Sudan Weighs Changes at Central Bank, Cabinet to Improve Economy

  • Ruling party official says changes likely to take place ‘soon’
  • African nation faces 52% inflation, sporadic demonstrations

Sudan will replace its central bank governor and change its cabinet in a bid to improve the economy, a ruling party official said, as the North African nation faces soaring inflation and sporadic protests.

The government will make the changes “soon” in ministries responsible for the economy as well as at the top of the central bank, the head of the National Congress Party’s political committee, Mohamed Hassan Alamin, said by phone. He didn’t give further details.

Central bank Governor Hazim Abdelgadir Ahmed Babiker has held the post since December 2016. Officials at the institution didn’t answer calls seeking comment on Friday, which is part of Sudan’s weekend.

Sudan has devalued its currency twice this year and cut some subsidies, part of budget measures enacted to comply with International Monetary Fund recommendations to revive an economy still reeling from the loss of most of its oil when South Sudan seceded in 2011.

Inflation surged to 52.4 percent in January -- the fastest price growth since the 1990s -- as a result of the steps, Sudan’s statistics bureau said Feb. 14. There have been sporadic demonstrations in the capital, Khartoum, in which dozens of people were arrested.

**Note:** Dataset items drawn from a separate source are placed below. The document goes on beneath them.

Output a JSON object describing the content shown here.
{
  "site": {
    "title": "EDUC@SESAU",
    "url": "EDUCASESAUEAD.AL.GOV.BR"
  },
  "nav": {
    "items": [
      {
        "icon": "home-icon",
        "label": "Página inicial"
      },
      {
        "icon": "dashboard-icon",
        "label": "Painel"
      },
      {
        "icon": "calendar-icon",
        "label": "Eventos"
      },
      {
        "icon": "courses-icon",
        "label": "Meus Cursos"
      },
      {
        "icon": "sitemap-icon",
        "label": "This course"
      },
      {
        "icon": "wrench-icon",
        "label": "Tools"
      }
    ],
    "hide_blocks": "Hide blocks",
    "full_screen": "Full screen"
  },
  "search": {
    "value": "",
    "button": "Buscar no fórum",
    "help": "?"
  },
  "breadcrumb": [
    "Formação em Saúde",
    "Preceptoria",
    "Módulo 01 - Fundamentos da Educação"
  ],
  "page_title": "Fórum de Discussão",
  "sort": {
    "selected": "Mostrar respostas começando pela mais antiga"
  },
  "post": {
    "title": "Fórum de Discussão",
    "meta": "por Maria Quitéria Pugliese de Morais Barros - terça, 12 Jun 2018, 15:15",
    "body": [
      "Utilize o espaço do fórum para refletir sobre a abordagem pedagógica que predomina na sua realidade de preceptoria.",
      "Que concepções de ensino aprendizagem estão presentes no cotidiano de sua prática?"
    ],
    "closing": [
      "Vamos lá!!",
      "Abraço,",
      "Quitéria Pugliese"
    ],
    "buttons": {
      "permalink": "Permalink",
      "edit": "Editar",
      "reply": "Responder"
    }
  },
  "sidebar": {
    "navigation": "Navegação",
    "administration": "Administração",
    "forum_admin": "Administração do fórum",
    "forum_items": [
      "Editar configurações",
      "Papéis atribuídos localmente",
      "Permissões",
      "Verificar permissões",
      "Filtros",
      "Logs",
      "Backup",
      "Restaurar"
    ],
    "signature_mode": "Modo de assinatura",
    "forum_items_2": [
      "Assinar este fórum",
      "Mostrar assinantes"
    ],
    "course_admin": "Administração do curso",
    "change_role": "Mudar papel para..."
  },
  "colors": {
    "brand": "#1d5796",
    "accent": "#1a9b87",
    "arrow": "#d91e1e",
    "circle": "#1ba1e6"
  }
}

The proposals follow the NCP’s replacement of its deputy chairman, Ibrahim Mahmoud, with the local government minister. On Feb. 1, President Umar al-Bashir reappointed as his intelligence chief Salah Gosh, who’d held the post until 2009 and was five years ago accused of plotting a coup.

The U.S. last year lifted some sanctions placed on the country in 1997 for its alleged sponsorship of terrorism.